La guerre de 14-18

arthur-roubignolle

Série de trois textes, histoire de commémorer l'Armistice du 11 novembre. Voici le dernier (le der des der...)

La guerre de 14-18


S'il est une constante dans l'Histoire, c'est bien la propension des dirigeants à mentir à leurs peuples.


Ainsi, l'on fit croire aux gens que la cause de la Première Guerre Mondiale était l'assassinat de l'Archiduc François Ferdinand à Sarajevo...


Alors que ce n'en fut que l'étincelle, le prétexte tout trouvé pour déclencher enfin des hostilités souhaitées de longue date. Les Empires se préparaient depuis un bout de temps à une grande restructuration industrielle, politique et sociale. Leurs dirigeants bouillaient d'impatience d' en découdre afin de prouver leur supériorité sur les autres.


Dans chaque camp, les politiciens, les journalistes, et aussi pas mal d'artistes en vue, excitaient les gens à la haine de « ceux d'en face »...


Pendant ce temps, industriels allemands, russes, autrichiens, turcs, italiens et français se frottaient les mains, leurs carnets de commande en matériel de guerre soudain bien remplis...

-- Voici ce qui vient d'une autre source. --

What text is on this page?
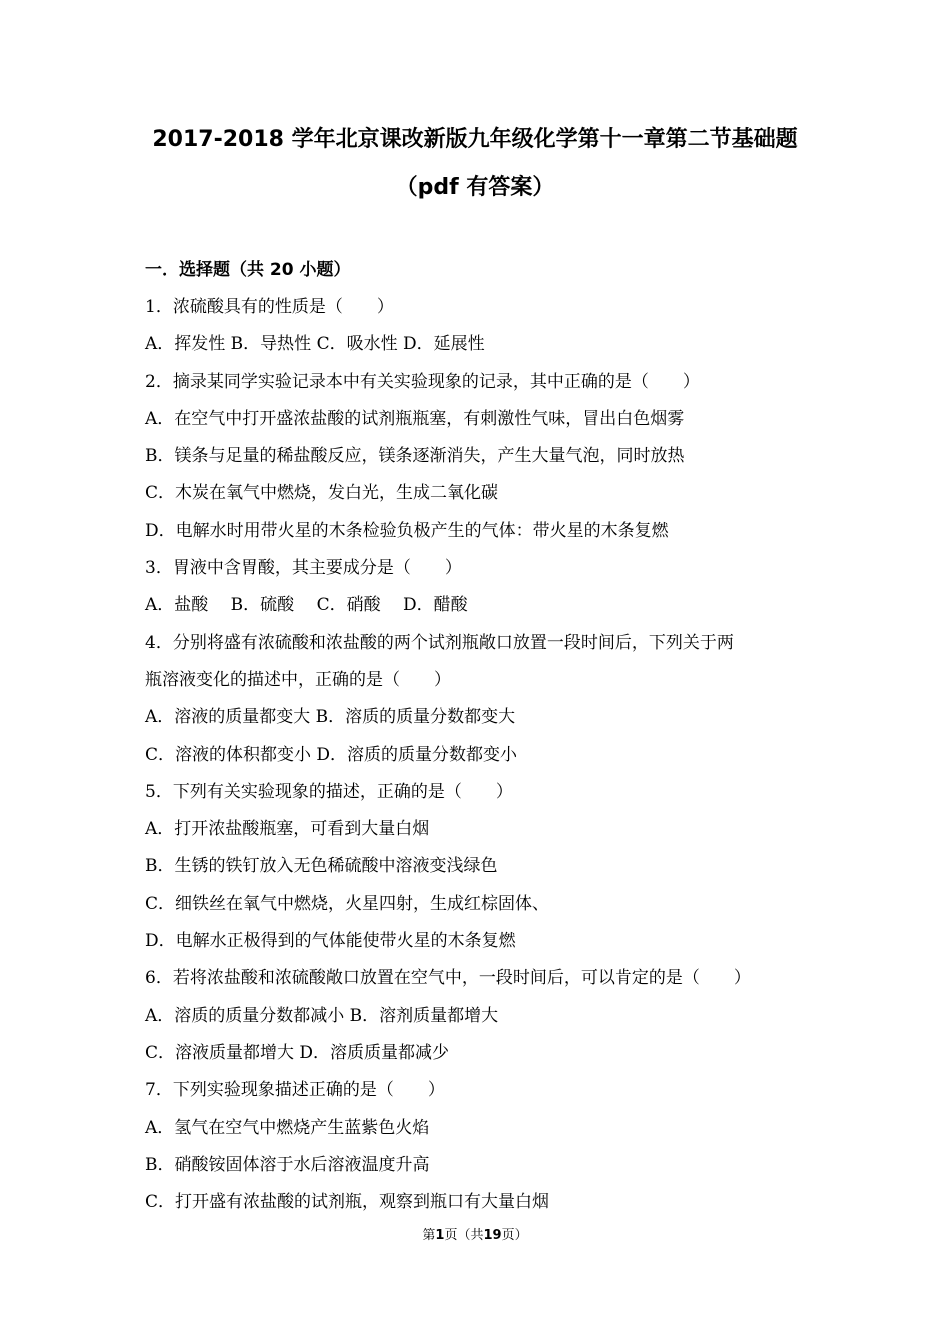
2017-2018 学年北京课改新版九年级化学第十一章第二节基础题
（pdf 有答案）
一．选择题（共 20 小题）
1．浓硫酸具有的性质是（　　）
A．挥发性 B．导热性 C．吸水性 D．延展性
2．摘录某同学实验记录本中有关实验现象的记录，其中正确的是（　　）
A．在空气中打开盛浓盐酸的试剂瓶瓶塞，有刺激性气味，冒出白色烟雾
B．镁条与足量的稀盐酸反应，镁条逐渐消失，产生大量气泡，同时放热
C．木炭在氧气中燃烧，发白光，生成二氧化碳
D．电解水时用带火星的木条检验负极产生的气体：带火星的木条复燃
3．胃液中含胃酸，其主要成分是（　　）
A．盐酸　 B．硫酸　 C．硝酸　 D．醋酸
4．分别将盛有浓硫酸和浓盐酸的两个试剂瓶敞口放置一段时间后，下列关于两
瓶溶液变化的描述中，正确的是（　　）
A．溶液的质量都变大 B．溶质的质量分数都变大
C．溶液的体积都变小 D．溶质的质量分数都变小
5．下列有关实验现象的描述，正确的是（　　）
A．打开浓盐酸瓶塞，可看到大量白烟
B．生锈的铁钉放入无色稀硫酸中溶液变浅绿色
C．细铁丝在氧气中燃烧，火星四射，生成红棕固体、
D．电解水正极得到的气体能使带火星的木条复燃
6．若将浓盐酸和浓硫酸敞口放置在空气中，一段时间后，可以肯定的是（　　）
A．溶质的质量分数都减小 B．溶剂质量都增大
C．溶液质量都增大 D．溶质质量都减少
7．下列实验现象描述正确的是（　　）
A．氢气在空气中燃烧产生蓝紫色火焰
B．硝酸铵固体溶于水后溶液温度升高
C．打开盛有浓盐酸的试剂瓶，观察到瓶口有大量白烟
第1页（共19页）
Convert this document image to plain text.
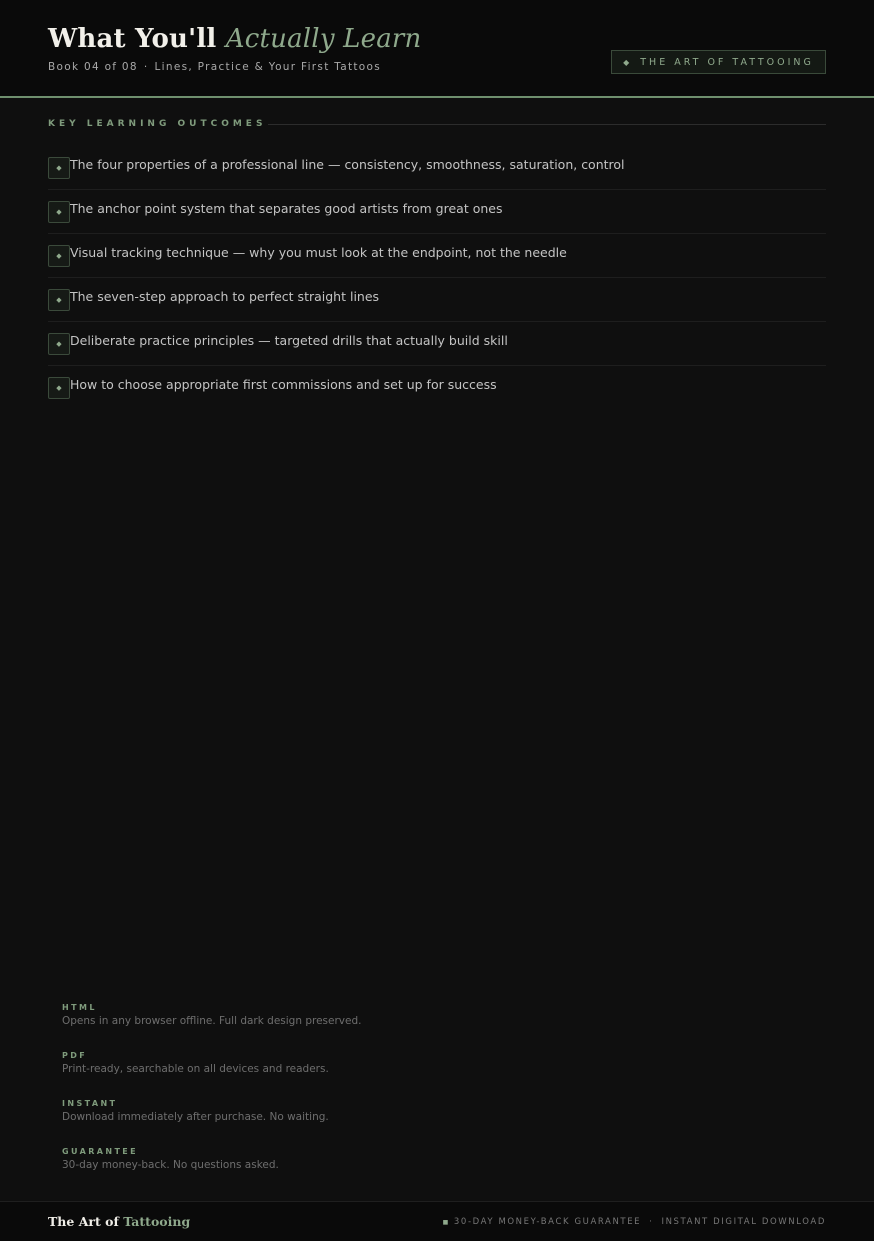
What You'll Actually Learn
Book 04 of 08 · Lines, Practice & Your First Tattoos	◆ THE ART OF TATTOOING
KEY LEARNING OUTCOMES
◆ The four properties of a professional line — consistency, smoothness, saturation, control
◆ The anchor point system that separates good artists from great ones
◆ Visual tracking technique — why you must look at the endpoint, not the needle
◆ The seven-step approach to perfect straight lines
◆ Deliberate practice principles — targeted drills that actually build skill
◆ How to choose appropriate first commissions and set up for success
HTML
Opens in any browser offline. Full dark design preserved.
PDF
Print-ready, searchable on all devices and readers.
INSTANT
Download immediately after purchase. No waiting.
GUARANTEE
30-day money-back. No questions asked.
The Art of Tattooing	■ 30-DAY MONEY-BACK GUARANTEE · INSTANT DIGITAL DOWNLOAD
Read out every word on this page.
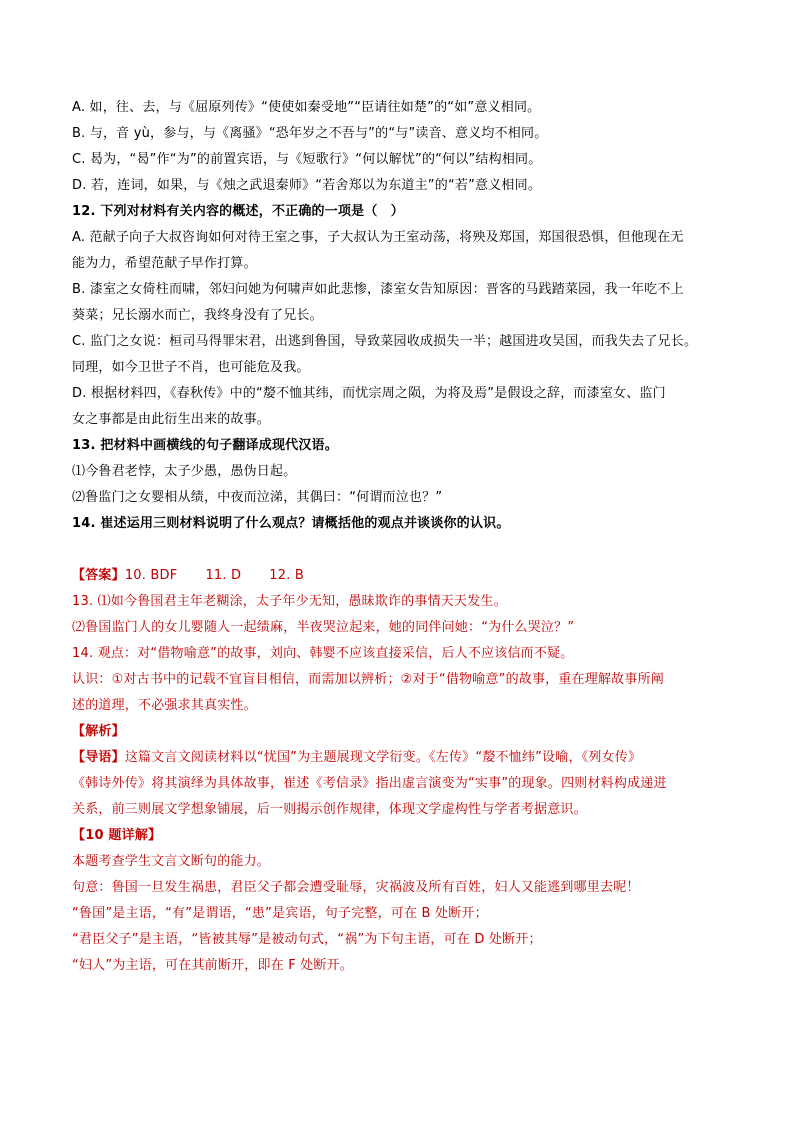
A. 如，往、去，与《屈原列传》“使使如秦受地”“臣请往如楚”的“如”意义相同。
B. 与，音 yù，参与，与《离骚》“恐年岁之不吾与”的“与”读音、意义均不相同。
C. 曷为，“曷”作“为”的前置宾语，与《短歌行》“何以解忧”的“何以”结构相同。
D. 若，连词，如果，与《烛之武退秦师》“若舍郑以为东道主”的“若”意义相同。
12. 下列对材料有关内容的概述，不正确的一项是（　）
A. 范献子向子大叔咨询如何对待王室之事，子大叔认为王室动荡，将殃及郑国，郑国很恐惧，但他现在无
能为力，希望范献子早作打算。
B. 漆室之女倚柱而啸，邻妇问她为何啸声如此悲惨，漆室女告知原因：晋客的马践踏菜园，我一年吃不上
葵菜；兄长溺水而亡，我终身没有了兄长。
C. 监门之女说：桓司马得罪宋君，出逃到鲁国，导致菜园收成损失一半；越国进攻吴国，而我失去了兄长。
同理，如今卫世子不肖，也可能危及我。
D. 根据材料四，《春秋传》中的“嫠不恤其纬，而忧宗周之陨，为将及焉”是假设之辞，而漆室女、监门
女之事都是由此衍生出来的故事。
13. 把材料中画横线的句子翻译成现代汉语。
⑴今鲁君老悖，太子少愚，愚伪日起。
⑵鲁监门之女婴相从绩，中夜而泣涕，其偶曰：“何谓而泣也？”
14. 崔述运用三则材料说明了什么观点？请概括他的观点并谈谈你的认识。
【答案】10. BDF 11. D 12. B
13. ⑴如今鲁国君主年老糊涂，太子年少无知，愚昧欺诈的事情天天发生。
⑵鲁国监门人的女儿婴随人一起绩麻，半夜哭泣起来，她的同伴问她：“为什么哭泣？”
14. 观点：对“借物喻意”的故事，刘向、韩婴不应该直接采信，后人不应该信而不疑。
认识：①对古书中的记载不宜盲目相信，而需加以辨析；②对于“借物喻意”的故事，重在理解故事所阐
述的道理，不必强求其真实性。
【解析】
【导语】这篇文言文阅读材料以“忧国”为主题展现文学衍变。《左传》“嫠不恤纬”设喻，《列女传》
《韩诗外传》将其演绎为具体故事，崔述《考信录》指出虚言演变为“实事”的现象。四则材料构成递进
关系，前三则展文学想象铺展，后一则揭示创作规律，体现文学虚构性与学者考据意识。
【10 题详解】
本题考查学生文言文断句的能力。
句意：鲁国一旦发生祸患，君臣父子都会遭受耻辱，灾祸波及所有百姓，妇人又能逃到哪里去呢！
“鲁国”是主语，“有”是谓语，“患”是宾语，句子完整，可在 B 处断开；
“君臣父子”是主语，“皆被其辱”是被动句式，“祸”为下句主语，可在 D 处断开；
“妇人”为主语，可在其前断开，即在 F 处断开。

La mobilisation générale fut donc proclamée, à la grande satisfaction des dirigeants qui, un moment, eurent peur qu'elle n'ait pas lieu, à cause notamment de trublions comme Jean Jaurès en France et Rosa Luxembourg en Allemagne, mais ça tombait bien, l'on venait d'assassiner l'un et de placer l'autre en détention par mesure de précaution...


La grande saignée des peuples allait pouvoir commencer dans l'Union Sacrée...


Évidemment, le jeune Louis Brougnard ignorait tout cela, il ne faisait pas de politique, ne comprenait rien à tous ces mics-macs et croyait tout ce que les journaux disaient, c'était juste un patriote, assez modéré d'ailleurs, il aimait surtout son village et ses champs, mais il monta donc au front comme tous les autres, la « fleur au fusil » et avec la conviction que les « boches » seraient balayés en un tour de main puisqu'on le lui disait...


Quand à Ernst Müller, il en était de même, il était persuadé que la force Teutonne allait écraser en un rien de temps ces fichus français... Lui aussi était là pour défendre sa chère Patrie, et sa chère Patrie c'était son lopin de terre dans le Bade Wurtemberg.


Enfin bref, chacun était dans son bon droit. Chacun défendait sa terre...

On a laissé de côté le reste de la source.